Elections provide the best opportunity to inject new ideas into public debate. It’s no surprise to anyone that politicians pay the most attention to their constituents when they are out seeking votes.
Unfortunately, President Trump’s competitors don’t seem particularly eager to share their policy aspirations with the American people. Or they don’t have any.
As a political news junkie, I scoured the Internet in hopes of discovering what meaningful policy disagreements exist between President Trump and his Republican challengers on economics. Are they with the President on tariffs? Immigration? Monetary policy?
This exercise proved to be a pretty solid waste of my time.
Perhaps I should have taken heed after stumbling on the report that, when asked about what he would do in his first days in the Oval Office, candidate Joe Walsh stated, “It’s not about issues.
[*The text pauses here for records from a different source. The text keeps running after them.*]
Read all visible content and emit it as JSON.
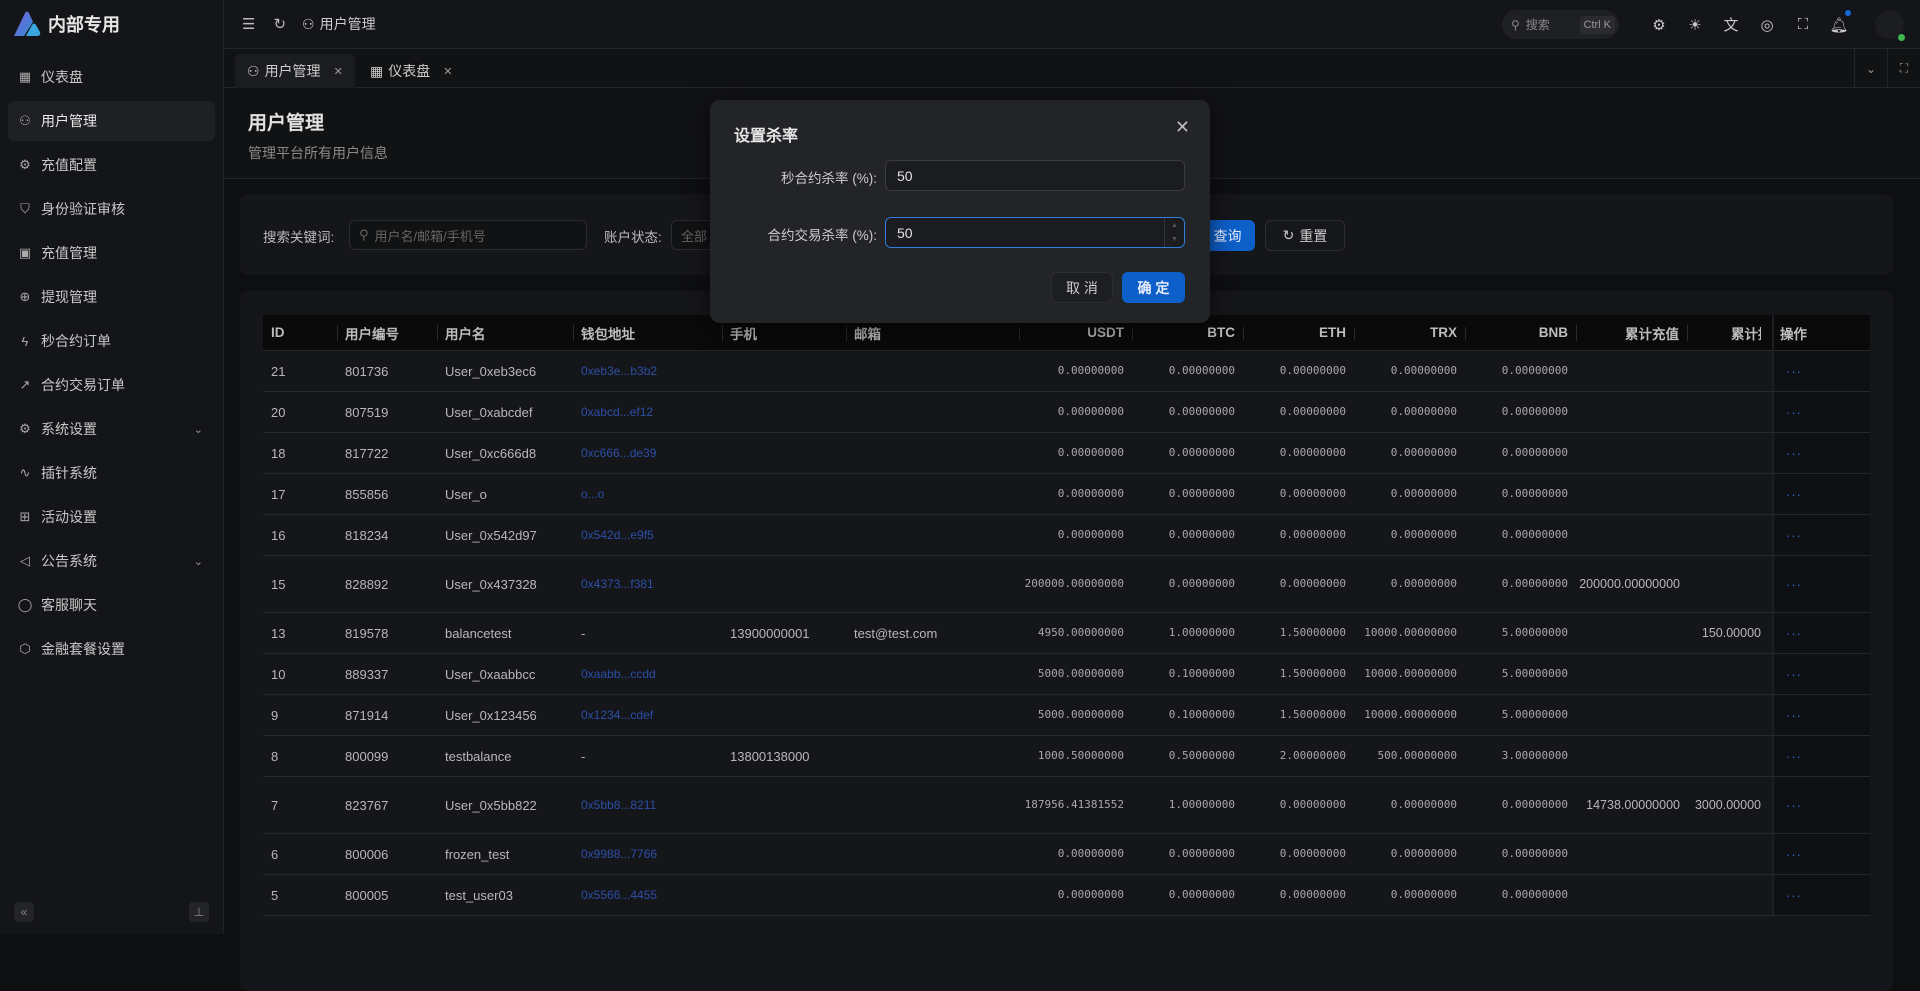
{
  "app": {
    "logo_text": "内部专用"
  },
  "sidebar": {
    "items": [
      {
        "label": "仪表盘",
        "icon": "dashboard-icon"
      },
      {
        "label": "用户管理",
        "icon": "users-icon",
        "active": true
      },
      {
        "label": "充值配置",
        "icon": "gear-icon"
      },
      {
        "label": "身份验证审核",
        "icon": "shield-check-icon"
      },
      {
        "label": "充值管理",
        "icon": "wallet-icon"
      },
      {
        "label": "提现管理",
        "icon": "arrow-up-circle-icon"
      },
      {
        "label": "秒合约订单",
        "icon": "lightning-icon"
      },
      {
        "label": "合约交易订单",
        "icon": "trending-up-icon"
      },
      {
        "label": "系统设置",
        "icon": "gear-icon",
        "expandable": true
      },
      {
        "label": "插针系统",
        "icon": "activity-icon"
      },
      {
        "label": "活动设置",
        "icon": "gift-icon"
      },
      {
        "label": "公告系统",
        "icon": "megaphone-icon",
        "expandable": true
      },
      {
        "label": "客服聊天",
        "icon": "chat-icon"
      },
      {
        "label": "金融套餐设置",
        "icon": "package-icon"
      }
    ]
  },
  "header": {
    "breadcrumb": "用户管理",
    "search_label": "搜索",
    "search_shortcut": "Ctrl K"
  },
  "tabs": [
    {
      "label": "用户管理",
      "active": true
    },
    {
      "label": "仪表盘"
    }
  ],
  "page": {
    "title": "用户管理",
    "subtitle": "管理平台所有用户信息"
  },
  "filters": {
    "keyword_label": "搜索关键词:",
    "keyword_placeholder": "用户名/邮箱/手机号",
    "status_label": "账户状态:",
    "status_value": "全部",
    "query_label": "查询",
    "reset_label": "重置"
  },
  "table": {
    "columns": [
      "ID",
      "用户编号",
      "用户名",
      "钱包地址",
      "手机",
      "邮箱",
      "USDT",
      "BTC",
      "ETH",
      "TRX",
      "BNB",
      "累计充值",
      "累计提现",
      "操作"
    ],
    "rows": [
      [
        "21",
        "801736",
        "User_0xeb3ec6",
        "0xeb3e...b3b2",
        "",
        "",
        "0.00000000",
        "0.00000000",
        "0.00000000",
        "0.00000000",
        "0.00000000",
        "",
        ""
      ],
      [
        "20",
        "807519",
        "User_0xabcdef",
        "0xabcd...ef12",
        "",
        "",
        "0.00000000",
        "0.00000000",
        "0.00000000",
        "0.00000000",
        "0.00000000",
        "",
        ""
      ],
      [
        "18",
        "817722",
        "User_0xc666d8",
        "0xc666...de39",
        "",
        "",
        "0.00000000",
        "0.00000000",
        "0.00000000",
        "0.00000000",
        "0.00000000",
        "",
        ""
      ],
      [
        "17",
        "855856",
        "User_o",
        "o...o",
        "",
        "",
        "0.00000000",
        "0.00000000",
        "0.00000000",
        "0.00000000",
        "0.00000000",
        "",
        ""
      ],
      [
        "16",
        "818234",
        "User_0x542d97",
        "0x542d...e9f5",
        "",
        "",
        "0.00000000",
        "0.00000000",
        "0.00000000",
        "0.00000000",
        "0.00000000",
        "",
        ""
      ],
      [
        "15",
        "828892",
        "User_0x437328",
        "0x4373...f381",
        "",
        "",
        "200000.00000000",
        "0.00000000",
        "0.00000000",
        "0.00000000",
        "0.00000000",
        "200000.00000000",
        ""
      ],
      [
        "13",
        "819578",
        "balancetest",
        "-",
        "13900000001",
        "test@test.com",
        "4950.00000000",
        "1.00000000",
        "1.50000000",
        "10000.00000000",
        "5.00000000",
        "",
        "150.00000"
      ],
      [
        "10",
        "889337",
        "User_0xaabbcc",
        "0xaabb...ccdd",
        "",
        "",
        "5000.00000000",
        "0.10000000",
        "1.50000000",
        "10000.00000000",
        "5.00000000",
        "",
        ""
      ],
      [
        "9",
        "871914",
        "User_0x123456",
        "0x1234...cdef",
        "",
        "",
        "5000.00000000",
        "0.10000000",
        "1.50000000",
        "10000.00000000",
        "5.00000000",
        "",
        ""
      ],
      [
        "8",
        "800099",
        "testbalance",
        "-",
        "13800138000",
        "",
        "1000.50000000",
        "0.50000000",
        "2.00000000",
        "500.00000000",
        "3.00000000",
        "",
        ""
      ],
      [
        "7",
        "823767",
        "User_0x5bb822",
        "0x5bb8...8211",
        "",
        "",
        "187956.41381552",
        "1.00000000",
        "0.00000000",
        "0.00000000",
        "0.00000000",
        "14738.00000000",
        "3000.00000"
      ],
      [
        "6",
        "800006",
        "frozen_test",
        "0x9988...7766",
        "",
        "",
        "0.00000000",
        "0.00000000",
        "0.00000000",
        "0.00000000",
        "0.00000000",
        "",
        ""
      ],
      [
        "5",
        "800005",
        "test_user03",
        "0x5566...4455",
        "",
        "",
        "0.00000000",
        "0.00000000",
        "0.00000000",
        "0.00000000",
        "0.00000000",
        "",
        ""
      ]
    ],
    "action_label": "···"
  },
  "modal": {
    "title": "设置杀率",
    "fields": [
      {
        "label": "秒合约杀率 (%):",
        "value": "50"
      },
      {
        "label": "合约交易杀率 (%):",
        "value": "50"
      }
    ],
    "cancel_label": "取 消",
    "confirm_label": "确 定"
  },
  "colors": {
    "primary": "#0d5fc9",
    "link": "#2d4fa8",
    "online": "#3fb950",
    "background": "#0e0f11"
  }
}
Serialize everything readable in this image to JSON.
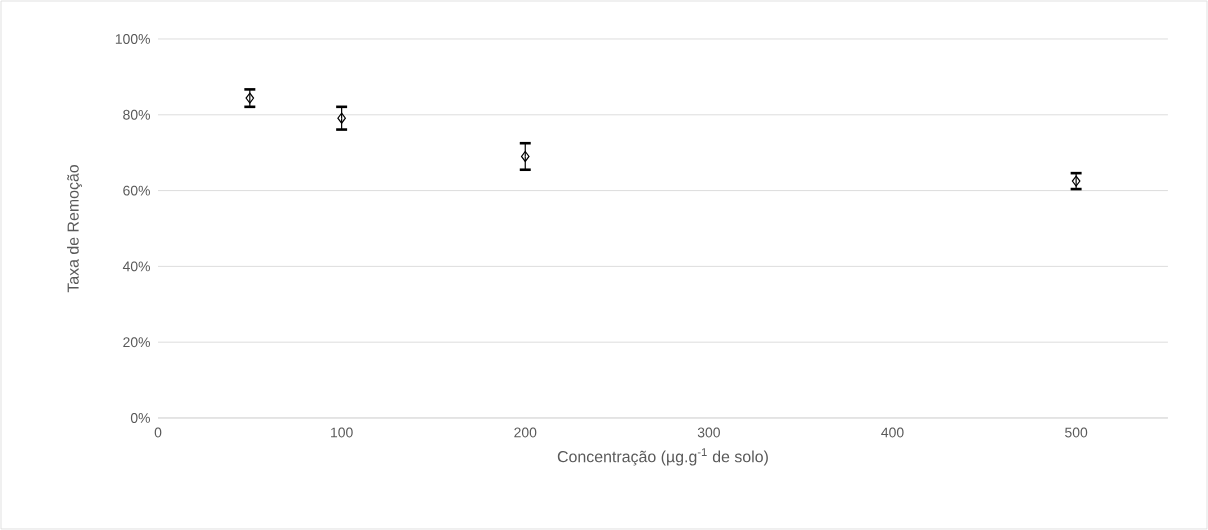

It’s about Trump.”
Joe Walsh, Bill Weld, I get it. You guys hate Trump. But come on — if you expect anyone to listen to what you have to say, you have to at least turn in your homework. Why bother running for president if you don’t want to put forward actual ideas? If you don’t have a platform, maybe just stick to foaming out the mouth on a low-rated radio talk show.
Speaking of which, is the author of this tweet before the 2016 election actually lecturing Trump supporters about civility?
The campaign websites for Trump’s longshot primary challengers Joe Walsh and Bill Weld are embarrassing. Good luck finding one non-impeachment policy position Walsh holds (post in the comments if you find one!). Ditto for Weld, who also does not put forward any plans to distinguish himself from Trump — other than a vague statement that “the current occupant of the White House” does not possess a “deep understanding” of how climate change and income inequality are interconnected. Enlighten us then, oh woke one!
And then there’s Mark Sanford. To his credit, Sanford is not shying away from naming what he feels is his biggest policy disagreement with Trump. Sanford is running a single-issue campaign focused on the national debt. I generally think Sanford overly obsesses on the debt when the focus should be on reducing government spending, but the materials on his website provide interesting food for thought. But while the website gives fine background on the national debt, it is light on his solutions.
All three of Trump’s primary challengers will be taking the stage at “Politicon” in the next couple days. When they do, let’s see if the three of them combined are capable of forming an actual agenda. If they won’t engage President Trump on policy matters, why would they expect us to tune in to their race?